Some passengers try, at least once, to ask for their change. The assistants often look out of the window and bark business as if they have not heard anything. That seems to be a deliberate action intended to ignore the request for the five cents change.

It is not a question of how big or little the amount of money involved is. It is rather an issue of having one’s rights respected. Needless to say, serving the customer is the duty of the taxi driver and his assistant. What is being observed is that the driver keeps mute while the assistant or woyalla engages himself in the argument ritual. It is like the tail wagging the dog instead of the other way round.

The passenger deserves some explanation for the loss of his money. The law leaves no ambiguity about possessing property illegally, whether it is only five cents or not. Possessing somebody’s property illegally is nothing short of stealing. Society, I think, cannot or should not tolerate theft.

“Are we paying five per cent VAT or what?” asked a disappointed passenger after the assistant turned down his request for change. “What is more irritating is that they do not respect people.”

Who are these boys anyway? Some of them have evolved from the status of a runaway or homeless delinquent to sidewalk beggars and then to woyallas. Some were involved in burglary or pick pocketing and then turned into peddlers, while others engaged in the transport service sector. They earn their living from assisting minibus drivers, a career that they turn to in later years. They are citizens of this country and deserve to have their needs met.

Although keeping change or ignoring proper service to customers is a recent trend in the taxi service business, the misconduct of woyallas and drivers, at times, has often been a subject of complaint for many a taxi owner and passenger for years on end.

Taxi owners’ complaints emanate from the terra askebaris or the fellows who have dubbed themselves “timekeepers,” while they act as men who live by the rules of the jungle. Some of them appear from nowhere and claim some charge, as if they have a legal share of the ownership of the city roads on which all vehicles are free to roll so long as they pay their annual dues.

Drivers are vulnerable to all sorts of fees or tips to almost anybody who has the guts to ask for it or the humility to beg for it.

In recent years, the ever-increasing price of oil in the international market seems to have dug deep into the pockets of consumers, including taxi passengers. Every evening at the end of the month is awaited in trepidation of another increase in the prices of fuels. The next day, taxi drivers crown the respective fares with a few more cents. These odd denominations make each passenger liable to either pay the full fare in coins or pay the one Birr note and forget about the return change. It is anybody’s guess where these accumulated coins find their way to.

No one should blame every Bill and Joe for the above offences, minor though they may be. There are some exceptions to the rule. Some woyallas make it a point to give change to every passenger who is entitled. They find it easier to carry plenty of five cent coins and even tell their customers to take the change that is due them.

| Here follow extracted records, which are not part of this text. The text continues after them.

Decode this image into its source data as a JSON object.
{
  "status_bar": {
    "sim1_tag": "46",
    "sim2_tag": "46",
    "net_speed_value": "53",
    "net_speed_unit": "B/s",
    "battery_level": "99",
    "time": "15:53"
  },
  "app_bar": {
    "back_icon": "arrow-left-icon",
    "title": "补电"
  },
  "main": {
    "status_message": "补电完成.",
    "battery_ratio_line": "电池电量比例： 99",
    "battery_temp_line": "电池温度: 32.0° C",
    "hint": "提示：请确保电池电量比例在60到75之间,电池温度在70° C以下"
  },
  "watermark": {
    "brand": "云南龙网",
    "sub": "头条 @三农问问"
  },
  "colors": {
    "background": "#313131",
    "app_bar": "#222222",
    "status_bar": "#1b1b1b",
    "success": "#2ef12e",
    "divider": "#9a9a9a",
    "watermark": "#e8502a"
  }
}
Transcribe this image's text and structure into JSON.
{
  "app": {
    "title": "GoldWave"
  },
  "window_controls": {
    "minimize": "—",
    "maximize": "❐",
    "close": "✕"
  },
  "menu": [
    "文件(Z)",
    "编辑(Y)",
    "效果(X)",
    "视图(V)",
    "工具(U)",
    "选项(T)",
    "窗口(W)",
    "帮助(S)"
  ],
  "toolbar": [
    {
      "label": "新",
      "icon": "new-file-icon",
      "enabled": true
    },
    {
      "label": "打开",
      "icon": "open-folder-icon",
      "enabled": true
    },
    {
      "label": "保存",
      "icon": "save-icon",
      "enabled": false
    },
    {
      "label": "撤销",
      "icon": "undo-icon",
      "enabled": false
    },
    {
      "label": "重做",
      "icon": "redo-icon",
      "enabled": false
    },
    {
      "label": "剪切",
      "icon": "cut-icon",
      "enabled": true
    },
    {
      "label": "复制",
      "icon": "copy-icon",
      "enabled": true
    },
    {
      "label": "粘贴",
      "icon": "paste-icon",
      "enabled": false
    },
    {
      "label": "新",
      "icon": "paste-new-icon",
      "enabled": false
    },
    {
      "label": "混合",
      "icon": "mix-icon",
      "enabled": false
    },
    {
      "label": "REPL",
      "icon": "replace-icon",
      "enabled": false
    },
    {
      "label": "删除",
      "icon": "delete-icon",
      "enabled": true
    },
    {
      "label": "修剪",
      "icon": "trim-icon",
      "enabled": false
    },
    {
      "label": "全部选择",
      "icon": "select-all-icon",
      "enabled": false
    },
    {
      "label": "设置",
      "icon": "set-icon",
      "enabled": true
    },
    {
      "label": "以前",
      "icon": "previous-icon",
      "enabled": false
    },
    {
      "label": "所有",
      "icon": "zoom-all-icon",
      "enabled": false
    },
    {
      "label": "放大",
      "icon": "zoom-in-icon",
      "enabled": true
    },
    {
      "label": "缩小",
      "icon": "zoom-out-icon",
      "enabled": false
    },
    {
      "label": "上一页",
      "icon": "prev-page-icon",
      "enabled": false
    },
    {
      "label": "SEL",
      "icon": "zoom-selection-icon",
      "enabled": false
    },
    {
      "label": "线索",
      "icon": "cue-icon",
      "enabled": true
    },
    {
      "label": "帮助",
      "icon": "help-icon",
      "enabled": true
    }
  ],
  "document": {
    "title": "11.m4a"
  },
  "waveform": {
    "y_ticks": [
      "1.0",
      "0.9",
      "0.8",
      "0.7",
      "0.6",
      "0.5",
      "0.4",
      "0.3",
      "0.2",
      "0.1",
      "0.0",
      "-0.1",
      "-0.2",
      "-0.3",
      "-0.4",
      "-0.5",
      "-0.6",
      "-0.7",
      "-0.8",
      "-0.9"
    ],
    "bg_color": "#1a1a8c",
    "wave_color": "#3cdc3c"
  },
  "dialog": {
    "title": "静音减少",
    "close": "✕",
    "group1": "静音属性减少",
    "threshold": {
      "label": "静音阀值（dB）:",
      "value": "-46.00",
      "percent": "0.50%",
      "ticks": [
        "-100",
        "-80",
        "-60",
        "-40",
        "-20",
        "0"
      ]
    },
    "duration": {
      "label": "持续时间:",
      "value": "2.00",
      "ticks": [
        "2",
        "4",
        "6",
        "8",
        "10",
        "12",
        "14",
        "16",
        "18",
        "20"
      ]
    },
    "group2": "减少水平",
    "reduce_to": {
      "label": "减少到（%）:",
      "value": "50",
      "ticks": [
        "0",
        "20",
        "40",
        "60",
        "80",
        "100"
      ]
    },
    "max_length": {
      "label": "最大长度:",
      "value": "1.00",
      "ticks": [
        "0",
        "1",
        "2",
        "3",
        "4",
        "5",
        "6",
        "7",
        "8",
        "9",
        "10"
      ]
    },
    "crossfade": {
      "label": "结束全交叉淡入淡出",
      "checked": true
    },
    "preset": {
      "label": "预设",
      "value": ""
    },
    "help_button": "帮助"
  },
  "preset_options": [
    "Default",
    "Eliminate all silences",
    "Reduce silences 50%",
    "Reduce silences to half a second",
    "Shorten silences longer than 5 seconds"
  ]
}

Perhaps the cruellest form of exploiting passengers is the shortening of route distances. Travellers are made to pay double for short distances for want of other transportation options. A taxi driver who makes the trip to the Agip Station at the end of Belay Zelleke Road from Piazza breaks his route up at Simien Gebeya, counting the stretch from Simien Gebeya to Agip as an extension of the trip. This fetches him at least three times as much as short trips.

Some taxi drivers change their minds in the middle of nowhere and leave their customers to fate.

The general attitude of passivity on the part of customers is a perilous feature that should be avoided as much as possible, so that it does not develop into other more serious issues.

It may not be worthwhile for taxi travellers to spend time arguing over trivialities. However, it should be emphasised that, by not voicing complaints audibly, one sends the message to the woyallas that it is okay to disregard customers’ rights.